2021年2月5日金曜日

大学柔道物語②乱取り

コロナ禍で、大学柔道部のブログネタが少ない。創部して初となる大舞台、階級毎に3名出場の関東大会は、準備も虚しく中止となった。

大学も慎重で、朝練や乱取りを控えて、ハードな筋トレ中心と聞く。相変わらず息子は大喰らいだが、練習の手抜きは、ただのデブになるぞ。

この時期、息子達は大鍋に肉と野菜を放り込み、皆で炊飯器2台分をたいらげる。まさに相撲部屋のちゃんこ鍋。全国でキャンパス生活が消滅する中、熱く楽しい日々に感謝すべきだ。

帝京平成大学柔道部も練習だけの1年間となるが、積んだ練習は嘘をつかない。春は全員2年生。開催を信じ、1部リーグ入りを成し遂げろ。


明日を信じて、今を過ごす。


対戦競技では実戦的練習が大切で、柔道は乱取りで、相手とガチで組み手争い、躱す、仕掛けるを繰り返す。これが足りないと試合運びが鈍る。

IJFの試合時間は5分で、ジュニアで3~4分。これが全力疾走と同じで精魂尽き果てる。延長戦だと筋力も握力も無くなり、まともに戦えない。
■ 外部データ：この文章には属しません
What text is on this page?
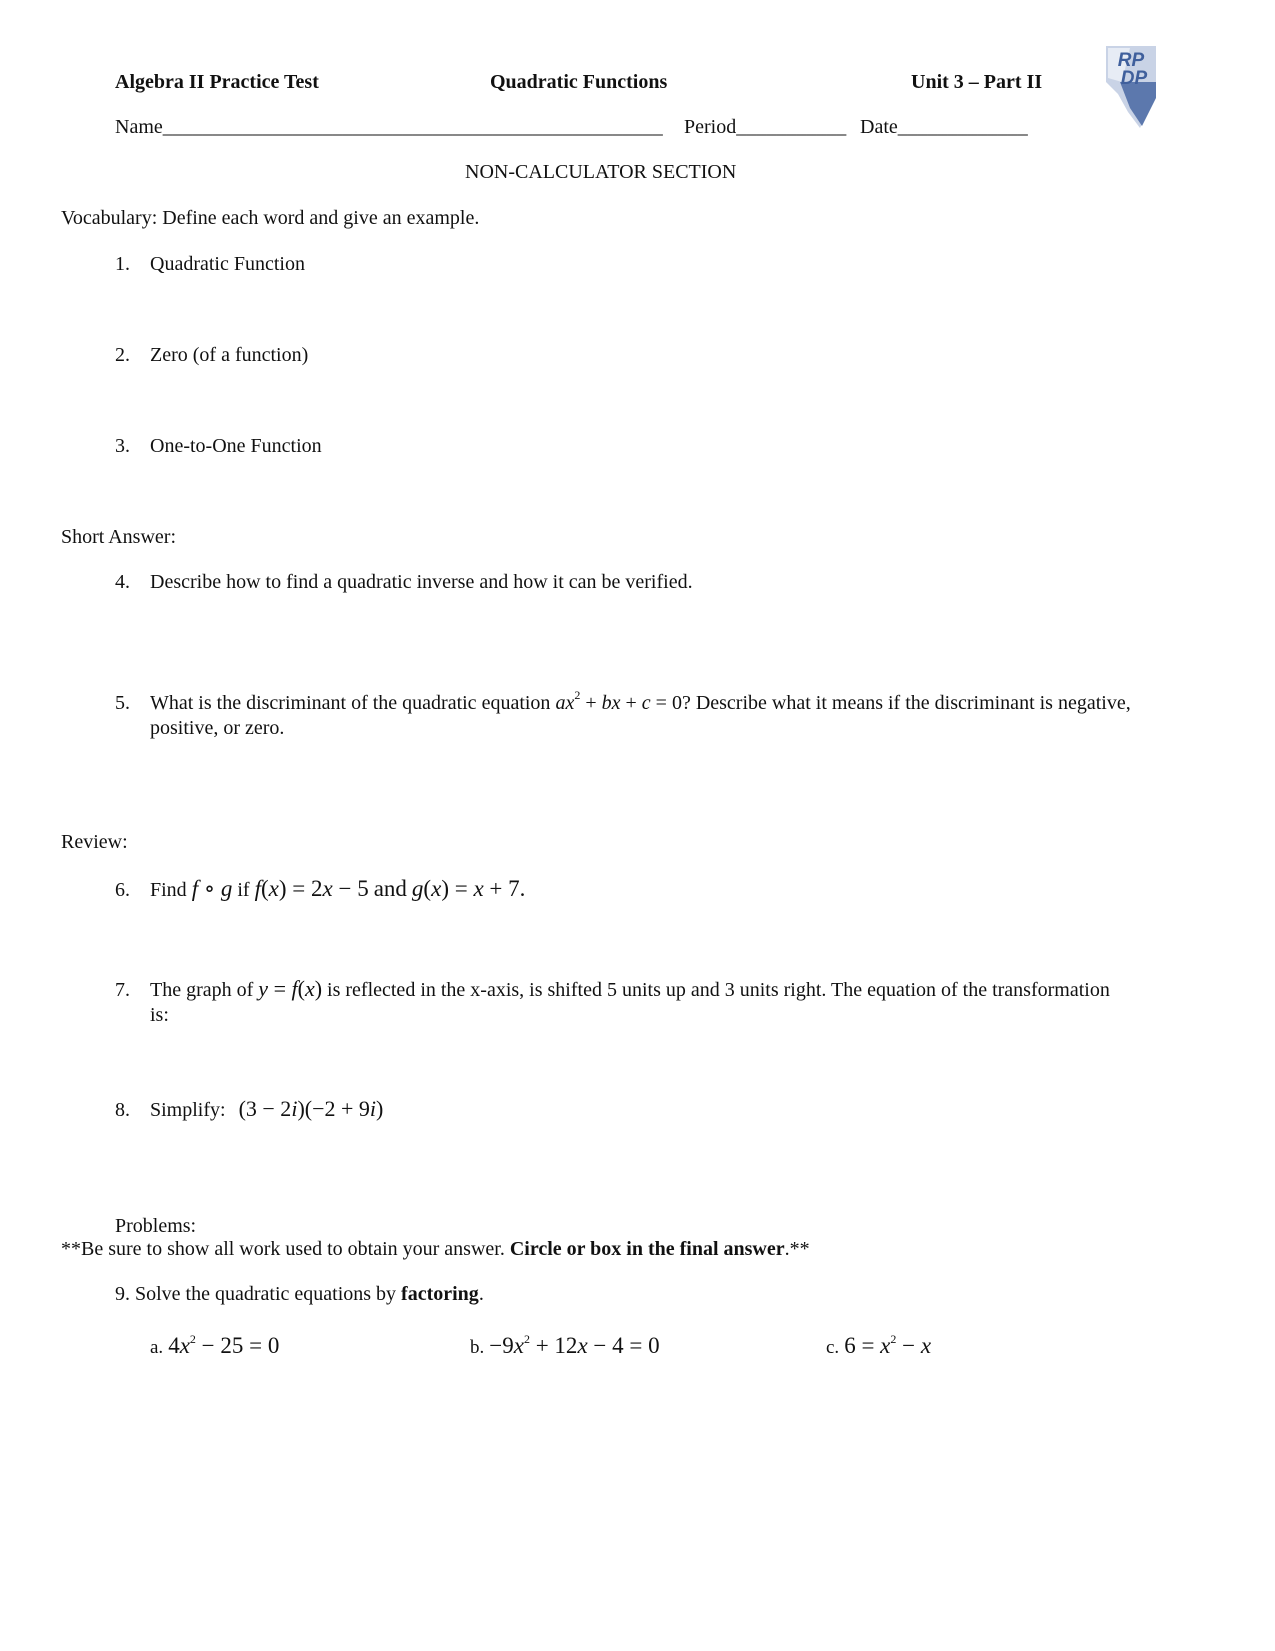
Algebra II Practice Test	Quadratic Functions	Unit 3 – Part II
RP
DP
Name__________________________________________________ Period___________ Date_____________
NON-CALCULATOR SECTION
Vocabulary: Define each word and give an example.
1. Quadratic Function
2. Zero (of a function)
3. One-to-One Function
Short Answer:
4. Describe how to find a quadratic inverse and how it can be verified.
5. What is the discriminant of the quadratic equation $ax^2$ + bx + c = 0? Describe what it means if the discriminant is negative,
positive, or zero.
Review:
6. Find f ∘ g if f(x) = 2x − 5 and g(x) = x + 7.
7. The graph of y = f(x) is reflected in the x-axis, is shifted 5 units up and 3 units right. The equation of the transformation
is:
8. Simplify: (3 − 2i)(−2 + 9i)
Problems:
**Be sure to show all work used to obtain your answer. Circle or box in the final answer.**
9. Solve the quadratic equations by factoring.
a. $4x^2 - 25 = 0$	b. $-9x^2 + 12x - 4 = 0$	c. $6 = x^2 - x$
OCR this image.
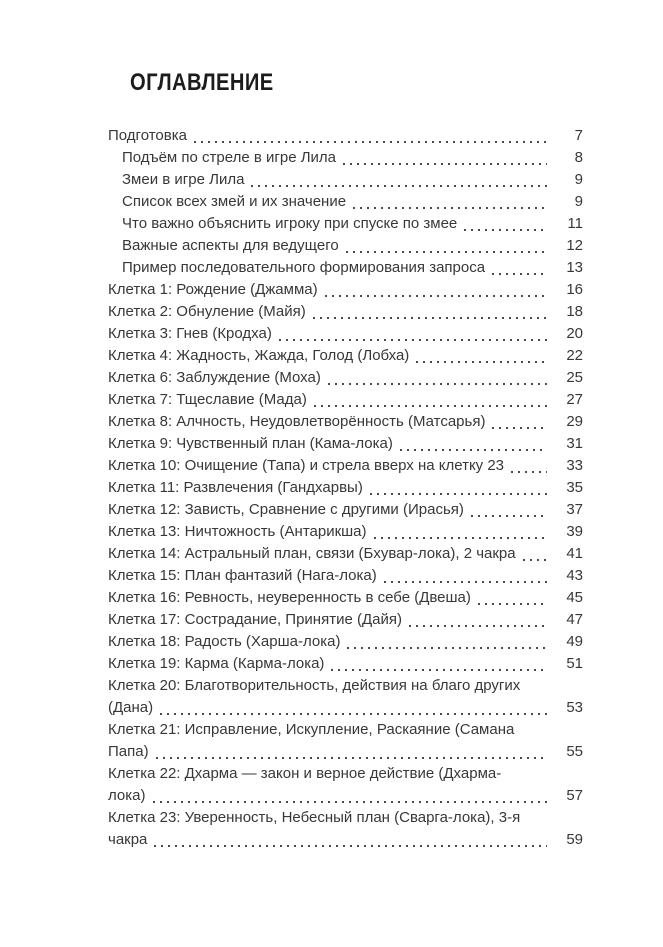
ОГЛАВЛЕНИЕ
Подготовка	7
Подъём по стреле в игре Лила	8
Змеи в игре Лила	9
Список всех змей и их значение	9
Что важно объяснить игроку при спуске по змее	11
Важные аспекты для ведущего	12
Пример последовательного формирования запроса	13
Клетка 1: Рождение (Джамма)	16
Клетка 2: Обнуление (Майя)	18
Клетка 3: Гнев (Кродха)	20
Клетка 4: Жадность, Жажда, Голод (Лобха)	22
Клетка 6: Заблуждение (Моха)	25
Клетка 7: Тщеславие (Мада)	27
Клетка 8: Алчность, Неудовлетворённость (Матсарья)	29
Клетка 9: Чувственный план (Кама-лока)	31
Клетка 10: Очищение (Тапа) и стрела вверх на клетку 23	33
Клетка 11: Развлечения (Гандхарвы)	35
Клетка 12: Зависть, Сравнение с другими (Ирасья)	37
Клетка 13: Ничтожность (Антарикша)	39
Клетка 14: Астральный план, связи (Бхувар-лока), 2 чакра	41
Клетка 15: План фантазий (Нага-лока)	43
Клетка 16: Ревность, неуверенность в себе (Двеша)	45
Клетка 17: Сострадание, Принятие (Дайя)	47
Клетка 18: Радость (Харша-лока)	49
Клетка 19: Карма (Карма-лока)	51
Клетка 20: Благотворительность, действия на благо других
(Дана)	53
Клетка 21: Исправление, Искупление, Раскаяние (Самана
Папа)	55
Клетка 22: Дхарма — закон и верное действие (Дхарма-
лока)	57
Клетка 23: Уверенность, Небесный план (Сварга-лока), 3-я
чакра	59
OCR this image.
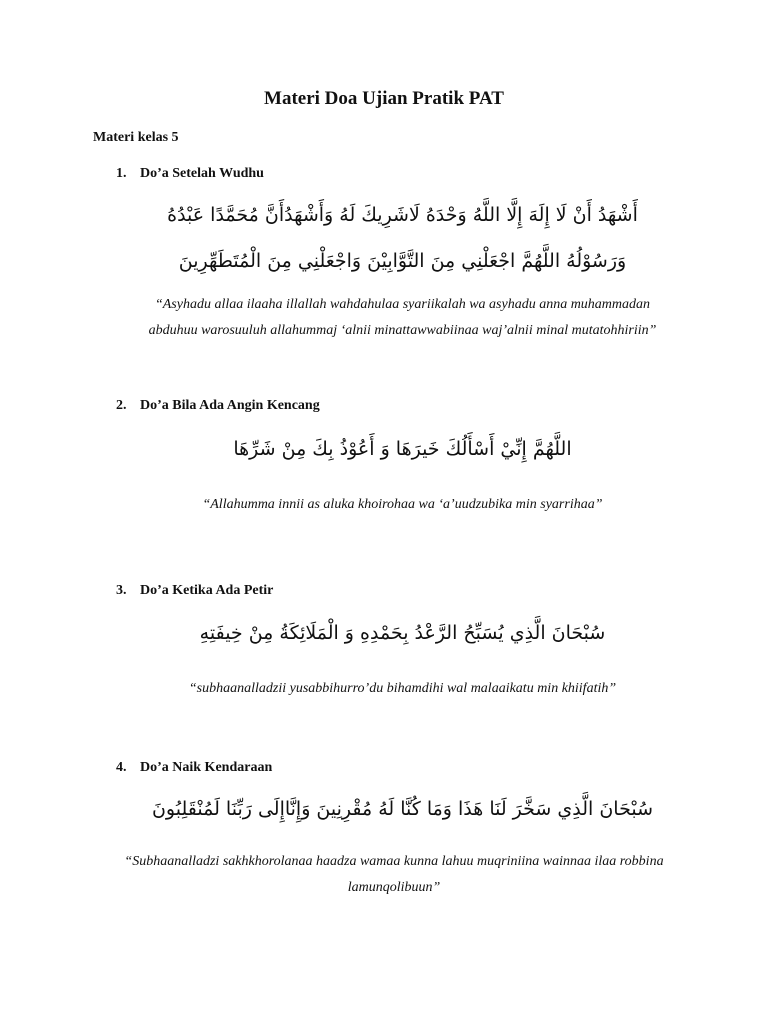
Materi Doa Ujian Pratik PAT
Materi kelas 5
1. Do’a Setelah Wudhu
أَشْهَدُ أَنْ لَا إِلَهَ إِلَّا اللَّهُ وَحْدَهُ لَاشَرِيكَ لَهُ وَأَشْهَدُأَنَّ مُحَمَّدًا عَبْدُهُ وَرَسُوْلُهُ اللَّهُمَّ اجْعَلْنِي مِنَ التَّوَّابِيْنَ وَاجْعَلْنِي مِنَ الْمُتَطَهِّرِينَ
“Asyhadu allaa ilaaha illallah wahdahulaa syariikalah wa asyhadu anna muhammadan abduhuu warosuuluh allahummaj ‘alnii minattawwabiinaa waj’alnii minal mutatohhiriin”
2. Do’a Bila Ada Angin Kencang
اللَّهُمَّ إِنِّيْ أَسْأَلُكَ خَيرَهَا وَ أَعُوْذُ بِكَ مِنْ شَرِّهَا
“Allahumma innii as aluka khoirohaa wa ‘a’uudzubika min syarrihaa”
3. Do’a Ketika Ada Petir
سُبْحَانَ الَّذِي يُسَبِّحُ الرَّعْدُ بِحَمْدِهِ وَ الْمَلَائِكَةُ مِنْ خِيفَتِهِ
“subhaanalladzii yusabbihurro’du bihamdihi wal malaaikatu min khiifatih”
4. Do’a Naik Kendaraan
سُبْحَانَ الَّذِي سَخَّرَ لَنَا هَذَا وَمَا كُنَّا لَهُ مُقْرِنِينَ وَإِنَّاإِلَى رَبِّنَا لَمُنْقَلِبُونَ
“Subhaanalladzi sakhkhorolanaa haadza wamaa kunna lahuu muqriniina wainnaa ilaa robbina lamunqolibuun”
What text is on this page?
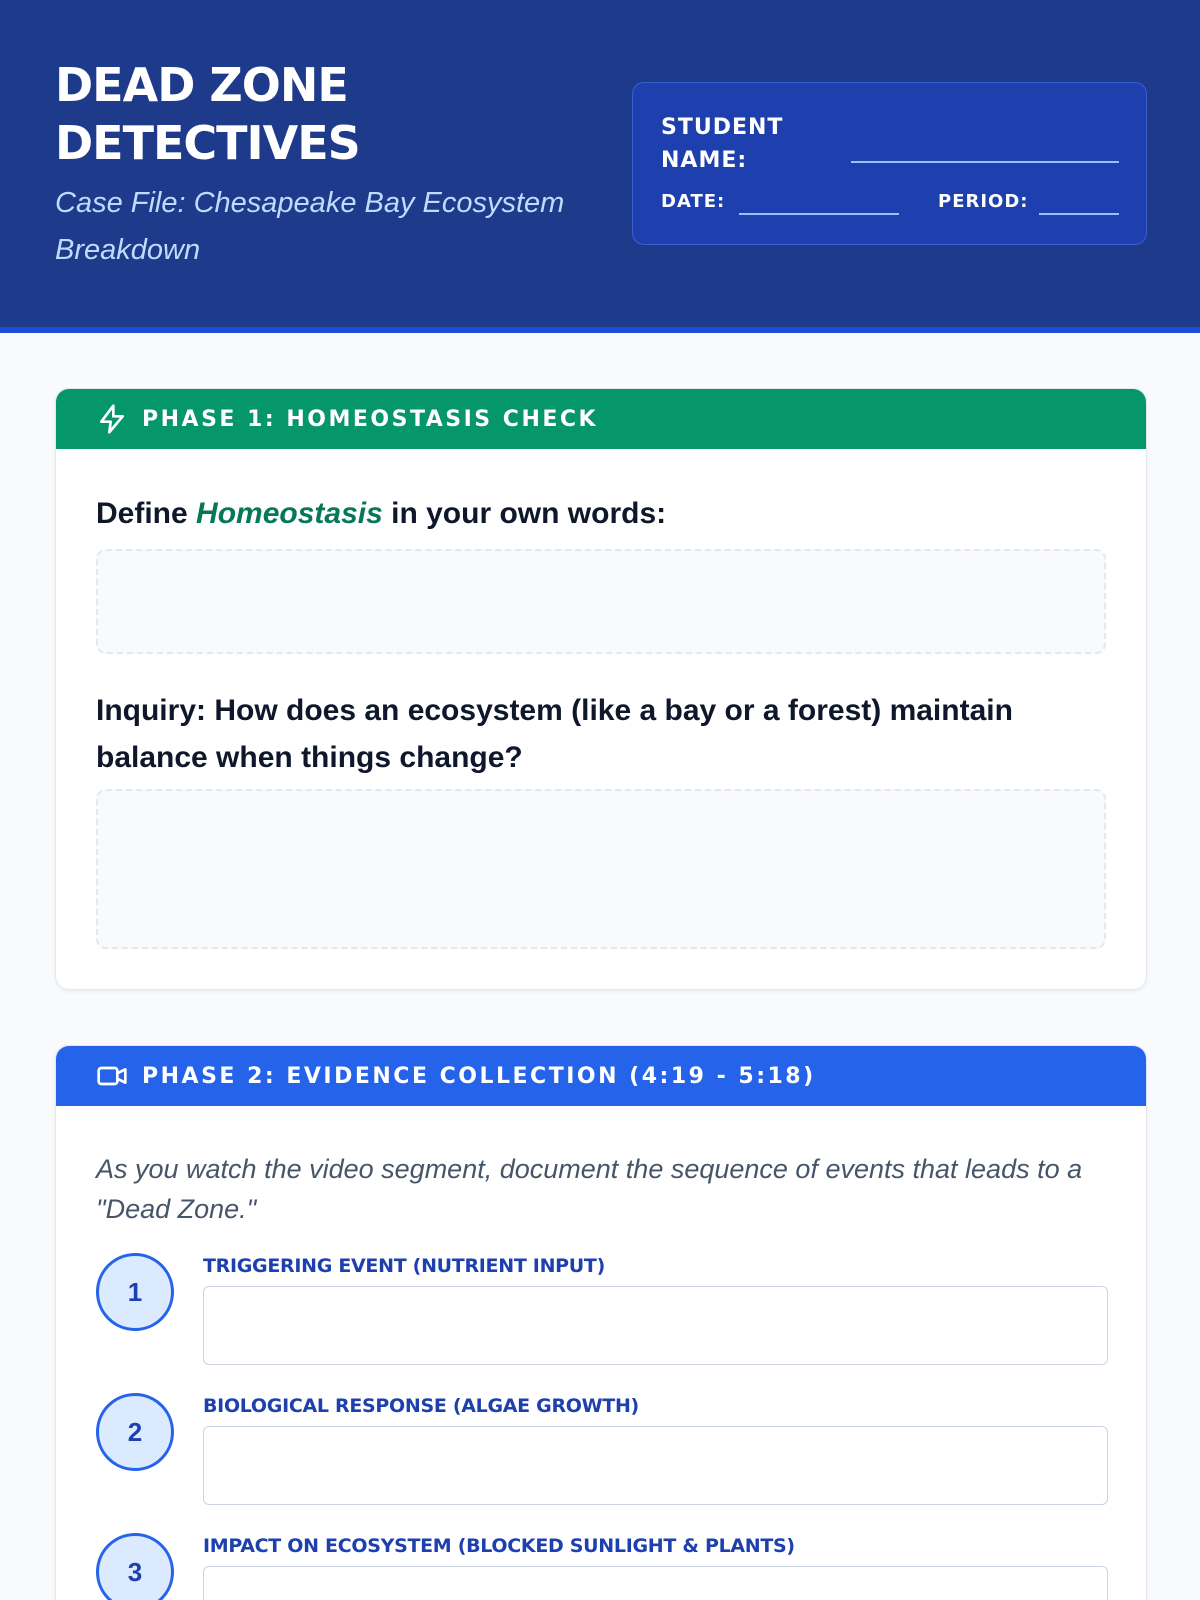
DEAD ZONE
DETECTIVES
Case File: Chesapeake Bay Ecosystem Breakdown
STUDENT
NAME:
DATE:	PERIOD:
PHASE 1: HOMEOSTASIS CHECK
Define Homeostasis in your own words:
Inquiry: How does an ecosystem (like a bay or a forest) maintain balance when things change?
PHASE 2: EVIDENCE COLLECTION (4:19 - 5:18)
As you watch the video segment, document the sequence of events that leads to a "Dead Zone."
1
TRIGGERING EVENT (NUTRIENT INPUT)
2
BIOLOGICAL RESPONSE (ALGAE GROWTH)
3
IMPACT ON ECOSYSTEM (BLOCKED SUNLIGHT & PLANTS)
試合時間内での試合運びを身に付けるのも重要だが、延長戦の時間無制限の場合を想定し、試合より1~2分延長した乱取りを何十本と行い、決着までフルで戦える気力と体力を培うことも肝要だ。


年末にTV放映した66k五輪代表戦「丸山vs阿部」の24分の戦いは、気が遠くなるほど練習した証。血を流し爪を剥がし限界を超えてなお、攻め続ける死闘に、私も言葉を失った。

2人を見守る全日本関係者と井上康生監督、解説の帝京平成大の小野監督など口を揃え、両者を称え感動したのは、24分の重さを知るからだ。

井上監督の現役時代、7分30本の壮絶な元立ち乱取りを終え、意識朦朧の彼を後輩が浴室に連れていき、その場で血の小便を流す姿に「俺には世界は無理と悟った」と後輩本人に聞いた話は忘れられない。そして、井上選手は世界を制した。

先月のドーハの柔道ワールドマスターズでの日本の不調は、実践練習の自粛もありそうだ。

早く感染が落ち着き、本来の濃密な練習を再開して欲しい。そして日本柔道界だけでなく、我々の為にも、東京五輪の開催を期待して止まない。

世界が五輪に集うことは「コロナに勝利」の御旗であり、従来とは次元の違う役割を日本が担うこと。難問だが、その日が来ると信じたい。

「明日ある我が身を想い、今日を生きる」今は、ひたすら乱取りを頑張るしかない。